2015年08月20日 ルイス・フェルナンド・ロホ

公式戦3試合で9失点…破綻の理由は?

セビージャ、A・ビルバオとの3試合で9失点と守備が崩壊。開幕直前のバルサに、にわかに暗雲が。 (C) Getty Images

 私は夏の間、バルサを楽観的な目で見ていた。
 
 昨シーズンはすべてを勝ち取った。その原動力だったリオネル・メッシ、ルイス・スアレス、ネイマールのトリデンテが健在だ。移籍禁止処分で1月まで補強ができないとはいえ、それでも陣容には十分な厚みがある。
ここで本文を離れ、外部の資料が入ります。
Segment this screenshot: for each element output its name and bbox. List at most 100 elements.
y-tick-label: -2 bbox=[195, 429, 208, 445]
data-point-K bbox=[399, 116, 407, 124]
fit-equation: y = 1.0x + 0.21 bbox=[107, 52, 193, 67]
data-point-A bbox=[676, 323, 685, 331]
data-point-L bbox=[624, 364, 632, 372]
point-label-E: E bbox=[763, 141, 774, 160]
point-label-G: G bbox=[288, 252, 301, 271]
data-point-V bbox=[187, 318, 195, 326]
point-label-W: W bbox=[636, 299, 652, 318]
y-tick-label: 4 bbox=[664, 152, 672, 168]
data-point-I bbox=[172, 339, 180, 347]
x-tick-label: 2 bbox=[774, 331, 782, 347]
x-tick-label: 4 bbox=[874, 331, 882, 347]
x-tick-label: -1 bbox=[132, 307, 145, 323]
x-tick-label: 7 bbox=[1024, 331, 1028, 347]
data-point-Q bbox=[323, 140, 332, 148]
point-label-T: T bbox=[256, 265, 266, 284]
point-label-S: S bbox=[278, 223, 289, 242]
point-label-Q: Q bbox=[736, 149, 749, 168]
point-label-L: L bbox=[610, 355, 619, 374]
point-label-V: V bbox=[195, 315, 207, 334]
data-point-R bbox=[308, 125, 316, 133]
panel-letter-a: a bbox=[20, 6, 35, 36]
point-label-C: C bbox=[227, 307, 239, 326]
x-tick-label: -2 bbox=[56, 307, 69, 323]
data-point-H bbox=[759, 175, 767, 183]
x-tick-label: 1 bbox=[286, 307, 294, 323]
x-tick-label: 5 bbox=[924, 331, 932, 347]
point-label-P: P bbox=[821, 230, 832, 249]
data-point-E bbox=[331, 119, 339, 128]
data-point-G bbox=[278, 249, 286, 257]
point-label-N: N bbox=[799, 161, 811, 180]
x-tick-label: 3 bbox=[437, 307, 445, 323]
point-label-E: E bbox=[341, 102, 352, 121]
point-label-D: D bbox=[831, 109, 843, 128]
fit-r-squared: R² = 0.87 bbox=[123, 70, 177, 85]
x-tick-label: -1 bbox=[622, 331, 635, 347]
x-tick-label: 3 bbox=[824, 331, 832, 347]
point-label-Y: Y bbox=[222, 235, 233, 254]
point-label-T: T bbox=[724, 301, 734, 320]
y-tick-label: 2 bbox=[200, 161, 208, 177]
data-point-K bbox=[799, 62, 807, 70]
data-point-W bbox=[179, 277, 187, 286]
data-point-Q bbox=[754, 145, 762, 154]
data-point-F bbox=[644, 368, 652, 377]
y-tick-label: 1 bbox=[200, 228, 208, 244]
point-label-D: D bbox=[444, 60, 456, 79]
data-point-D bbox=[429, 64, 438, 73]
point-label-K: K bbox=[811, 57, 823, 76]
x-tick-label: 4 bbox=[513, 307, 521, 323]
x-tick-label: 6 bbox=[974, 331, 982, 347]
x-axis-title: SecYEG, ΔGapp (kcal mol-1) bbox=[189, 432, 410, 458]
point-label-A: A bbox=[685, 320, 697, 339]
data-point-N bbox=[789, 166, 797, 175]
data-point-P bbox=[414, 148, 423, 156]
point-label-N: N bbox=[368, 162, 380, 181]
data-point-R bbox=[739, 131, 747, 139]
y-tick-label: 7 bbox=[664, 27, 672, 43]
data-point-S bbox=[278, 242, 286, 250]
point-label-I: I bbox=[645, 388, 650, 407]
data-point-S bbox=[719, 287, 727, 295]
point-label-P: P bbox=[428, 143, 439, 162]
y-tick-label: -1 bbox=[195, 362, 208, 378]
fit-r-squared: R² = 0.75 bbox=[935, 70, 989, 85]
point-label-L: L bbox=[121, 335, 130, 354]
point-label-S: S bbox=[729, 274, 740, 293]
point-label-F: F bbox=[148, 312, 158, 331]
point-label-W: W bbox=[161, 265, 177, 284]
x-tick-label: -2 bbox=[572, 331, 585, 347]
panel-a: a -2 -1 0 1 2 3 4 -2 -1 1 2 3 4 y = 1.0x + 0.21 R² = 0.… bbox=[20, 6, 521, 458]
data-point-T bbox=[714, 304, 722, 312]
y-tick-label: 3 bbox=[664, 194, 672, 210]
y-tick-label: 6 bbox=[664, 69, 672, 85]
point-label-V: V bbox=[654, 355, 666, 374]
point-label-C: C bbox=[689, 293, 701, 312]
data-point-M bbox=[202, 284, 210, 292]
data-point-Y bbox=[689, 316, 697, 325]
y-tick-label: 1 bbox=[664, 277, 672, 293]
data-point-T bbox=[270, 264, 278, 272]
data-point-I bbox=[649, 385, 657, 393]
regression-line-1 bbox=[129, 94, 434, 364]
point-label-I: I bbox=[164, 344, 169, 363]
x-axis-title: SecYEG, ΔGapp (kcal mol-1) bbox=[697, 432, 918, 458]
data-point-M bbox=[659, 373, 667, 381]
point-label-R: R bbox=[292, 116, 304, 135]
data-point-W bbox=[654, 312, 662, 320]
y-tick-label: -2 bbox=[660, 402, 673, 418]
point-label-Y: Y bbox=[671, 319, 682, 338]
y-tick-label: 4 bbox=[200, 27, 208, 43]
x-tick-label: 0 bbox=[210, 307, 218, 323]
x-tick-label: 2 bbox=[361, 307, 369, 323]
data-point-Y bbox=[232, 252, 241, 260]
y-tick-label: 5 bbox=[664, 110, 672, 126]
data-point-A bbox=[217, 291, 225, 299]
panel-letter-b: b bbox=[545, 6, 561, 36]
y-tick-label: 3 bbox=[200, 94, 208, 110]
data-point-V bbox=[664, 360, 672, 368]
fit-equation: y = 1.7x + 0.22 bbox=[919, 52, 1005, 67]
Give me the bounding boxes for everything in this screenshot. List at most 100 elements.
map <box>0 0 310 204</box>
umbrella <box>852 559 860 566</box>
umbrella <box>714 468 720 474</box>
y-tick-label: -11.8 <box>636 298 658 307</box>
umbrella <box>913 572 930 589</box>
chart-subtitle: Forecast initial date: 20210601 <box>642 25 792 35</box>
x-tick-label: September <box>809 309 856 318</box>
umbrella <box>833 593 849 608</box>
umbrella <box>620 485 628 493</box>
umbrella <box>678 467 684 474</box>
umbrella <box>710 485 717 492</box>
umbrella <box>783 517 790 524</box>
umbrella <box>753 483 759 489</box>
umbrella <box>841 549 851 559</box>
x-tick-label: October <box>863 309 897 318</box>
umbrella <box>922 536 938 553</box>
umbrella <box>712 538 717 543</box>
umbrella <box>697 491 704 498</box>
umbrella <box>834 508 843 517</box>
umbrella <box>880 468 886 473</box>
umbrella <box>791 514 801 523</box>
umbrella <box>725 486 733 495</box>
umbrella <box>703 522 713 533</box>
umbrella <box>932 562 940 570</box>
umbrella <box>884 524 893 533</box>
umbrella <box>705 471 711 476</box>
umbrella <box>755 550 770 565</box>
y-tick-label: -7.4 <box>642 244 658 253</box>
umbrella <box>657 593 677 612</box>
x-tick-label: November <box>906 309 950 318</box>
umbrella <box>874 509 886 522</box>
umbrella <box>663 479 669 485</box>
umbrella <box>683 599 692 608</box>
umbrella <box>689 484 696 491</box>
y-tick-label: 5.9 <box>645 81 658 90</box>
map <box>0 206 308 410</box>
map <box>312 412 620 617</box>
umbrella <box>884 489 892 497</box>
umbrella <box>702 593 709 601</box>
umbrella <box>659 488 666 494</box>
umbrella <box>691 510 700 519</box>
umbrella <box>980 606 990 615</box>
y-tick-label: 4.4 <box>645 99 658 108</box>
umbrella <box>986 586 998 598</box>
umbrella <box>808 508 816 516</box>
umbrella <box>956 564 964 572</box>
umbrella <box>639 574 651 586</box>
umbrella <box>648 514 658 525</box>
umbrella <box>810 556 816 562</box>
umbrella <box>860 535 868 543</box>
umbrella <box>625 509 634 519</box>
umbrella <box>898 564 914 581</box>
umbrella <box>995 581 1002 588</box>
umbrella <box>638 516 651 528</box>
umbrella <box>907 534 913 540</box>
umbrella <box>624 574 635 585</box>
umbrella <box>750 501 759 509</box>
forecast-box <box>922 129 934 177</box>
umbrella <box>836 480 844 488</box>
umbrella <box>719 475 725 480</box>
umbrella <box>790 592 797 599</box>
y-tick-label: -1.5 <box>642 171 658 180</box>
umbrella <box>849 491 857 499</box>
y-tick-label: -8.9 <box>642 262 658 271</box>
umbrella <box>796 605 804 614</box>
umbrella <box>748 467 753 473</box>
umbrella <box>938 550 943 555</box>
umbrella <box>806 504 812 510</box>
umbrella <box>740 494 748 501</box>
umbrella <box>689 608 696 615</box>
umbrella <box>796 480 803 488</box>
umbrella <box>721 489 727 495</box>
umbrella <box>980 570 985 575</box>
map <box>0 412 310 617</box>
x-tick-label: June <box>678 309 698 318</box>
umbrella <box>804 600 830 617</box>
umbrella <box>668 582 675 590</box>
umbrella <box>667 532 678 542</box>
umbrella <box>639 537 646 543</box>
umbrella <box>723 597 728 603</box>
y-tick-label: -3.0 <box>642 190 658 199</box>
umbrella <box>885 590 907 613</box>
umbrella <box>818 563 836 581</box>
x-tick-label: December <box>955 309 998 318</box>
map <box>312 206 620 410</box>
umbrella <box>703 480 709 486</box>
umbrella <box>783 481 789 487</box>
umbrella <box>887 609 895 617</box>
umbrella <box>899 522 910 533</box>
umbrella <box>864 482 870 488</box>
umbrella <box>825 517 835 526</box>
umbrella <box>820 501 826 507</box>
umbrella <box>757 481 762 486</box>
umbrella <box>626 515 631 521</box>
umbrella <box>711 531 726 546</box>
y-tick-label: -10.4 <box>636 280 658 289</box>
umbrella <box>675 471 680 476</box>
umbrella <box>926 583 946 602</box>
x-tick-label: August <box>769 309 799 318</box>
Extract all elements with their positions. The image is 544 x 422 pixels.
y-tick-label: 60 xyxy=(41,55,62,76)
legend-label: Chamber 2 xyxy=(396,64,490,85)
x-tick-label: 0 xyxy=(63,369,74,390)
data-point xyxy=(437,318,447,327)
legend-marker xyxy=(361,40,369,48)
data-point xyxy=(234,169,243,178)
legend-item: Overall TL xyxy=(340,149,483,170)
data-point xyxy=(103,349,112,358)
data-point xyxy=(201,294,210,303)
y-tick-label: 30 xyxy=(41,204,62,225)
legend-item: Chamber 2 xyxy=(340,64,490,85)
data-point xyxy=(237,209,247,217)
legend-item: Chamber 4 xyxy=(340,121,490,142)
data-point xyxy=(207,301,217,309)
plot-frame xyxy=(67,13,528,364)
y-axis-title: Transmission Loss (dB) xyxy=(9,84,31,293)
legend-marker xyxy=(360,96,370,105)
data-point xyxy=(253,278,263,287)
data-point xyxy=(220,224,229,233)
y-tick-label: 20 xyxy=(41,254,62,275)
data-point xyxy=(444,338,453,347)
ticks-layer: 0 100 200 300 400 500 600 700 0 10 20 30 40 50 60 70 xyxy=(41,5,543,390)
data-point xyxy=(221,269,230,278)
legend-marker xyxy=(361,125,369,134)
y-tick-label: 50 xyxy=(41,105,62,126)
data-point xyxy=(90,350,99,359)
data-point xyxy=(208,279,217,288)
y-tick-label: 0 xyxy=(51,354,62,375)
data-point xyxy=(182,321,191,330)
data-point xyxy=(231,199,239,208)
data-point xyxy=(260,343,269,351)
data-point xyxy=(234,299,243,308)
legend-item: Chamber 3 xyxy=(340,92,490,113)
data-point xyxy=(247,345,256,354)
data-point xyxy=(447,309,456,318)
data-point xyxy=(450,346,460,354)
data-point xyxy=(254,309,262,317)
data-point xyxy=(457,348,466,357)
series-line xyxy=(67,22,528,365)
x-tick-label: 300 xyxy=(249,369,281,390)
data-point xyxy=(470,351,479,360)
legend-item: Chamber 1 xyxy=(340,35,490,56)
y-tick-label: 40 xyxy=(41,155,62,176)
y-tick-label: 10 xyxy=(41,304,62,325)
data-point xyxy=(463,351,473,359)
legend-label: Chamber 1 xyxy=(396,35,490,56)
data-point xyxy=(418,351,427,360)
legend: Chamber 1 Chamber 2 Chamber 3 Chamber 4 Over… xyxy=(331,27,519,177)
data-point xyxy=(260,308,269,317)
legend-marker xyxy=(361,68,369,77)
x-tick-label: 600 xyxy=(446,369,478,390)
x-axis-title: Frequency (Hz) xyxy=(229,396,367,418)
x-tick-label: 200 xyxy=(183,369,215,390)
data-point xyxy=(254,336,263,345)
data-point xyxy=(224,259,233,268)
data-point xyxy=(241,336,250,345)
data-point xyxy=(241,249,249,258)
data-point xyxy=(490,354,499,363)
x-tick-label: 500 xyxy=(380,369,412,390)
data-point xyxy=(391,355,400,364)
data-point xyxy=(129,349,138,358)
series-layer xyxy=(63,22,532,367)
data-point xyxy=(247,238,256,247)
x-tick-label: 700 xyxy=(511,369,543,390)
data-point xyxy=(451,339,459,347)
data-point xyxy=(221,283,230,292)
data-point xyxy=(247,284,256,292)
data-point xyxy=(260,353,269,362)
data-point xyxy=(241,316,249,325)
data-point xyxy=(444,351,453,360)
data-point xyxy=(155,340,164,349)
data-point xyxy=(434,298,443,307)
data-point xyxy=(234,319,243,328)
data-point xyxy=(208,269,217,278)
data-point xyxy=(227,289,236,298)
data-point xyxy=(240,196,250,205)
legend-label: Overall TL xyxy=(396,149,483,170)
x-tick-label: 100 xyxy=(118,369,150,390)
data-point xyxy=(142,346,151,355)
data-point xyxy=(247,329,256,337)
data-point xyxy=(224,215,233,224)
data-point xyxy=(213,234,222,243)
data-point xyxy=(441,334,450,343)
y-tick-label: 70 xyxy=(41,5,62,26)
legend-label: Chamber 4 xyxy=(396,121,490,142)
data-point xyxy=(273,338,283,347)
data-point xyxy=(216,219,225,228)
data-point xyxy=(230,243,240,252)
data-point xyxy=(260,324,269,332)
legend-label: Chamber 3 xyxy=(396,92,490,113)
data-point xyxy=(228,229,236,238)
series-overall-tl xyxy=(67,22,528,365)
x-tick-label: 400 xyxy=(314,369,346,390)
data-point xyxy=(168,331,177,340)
連覇の可能性は高いだろう――。
 
 そう楽観できたのも、しかし8月中旬までだった。
 
 現在、私の胸は不安でいっぱいなのである。
 
 最大の理由は守備だ。
 
 プレシーズンのアメリカ遠征で不安は見え始めていた。減らない失点は悩みの種で、とくに簡単にゴールを許すセットプレーの守備は気掛かりだった。
 
 トリデンテが揃ったローマとのガンペール杯は3-0で快勝したものの、その後のUEFAスーパーカップとスペイン・スーパーカップで守備が崩壊してしまった。
 
 セビージャとのUEFAスーパーカップは、終盤の連続失点で3点差を追いつかれた。90分間で4失点。延長後半の115分にペドロ・ロドリゲスが決めて5-4で勝ったとはいえ、ミスを重ねた守備陣は目を覆うばかりだった。
 
 アスレティック・ビルバオとのスペイン・スーパーカップでも守備が破綻。再びの4失点で第1レグは完敗した(0-4)。第2レグはメッシが先制点を奪うも、ジェラール・ピケの退場後に同点に追いつかれ、結局1-1の引き分け。6冠の夢は早くも潰えてしまった。
 
 昨シーズンは公式戦60試合で38失点と安定していただけに、3試合で9失点という体たらくがにわかに信じられない。
 
 守備崩壊の理由は何か。
 
 個人を糾弾するとすれば、ダニエウ・アウベスとジェレミー・マテューの2人だろう。
 
 二転三転の末、契約を延長して残留したアウベスだが、プレシーズンで繰り返したのは惨憺たるプレーだった。
 
 映像を確認して驚いた。前述の9失点のうち、実に5失点に絡んでいるのだ。ポジショニングの悪さに単純なミス。絡んでいたというより、その5失点はアウベスに責任があったと言って差し支えない。これでは契約延長に全く値しない。
 
 マテューが関与したのは3失点。看過できないのは判断の悪さと集中力の欠如で、それだけに不安が募る。フィジカルコンディションが原因なら、まだ復調の希望があるからだ。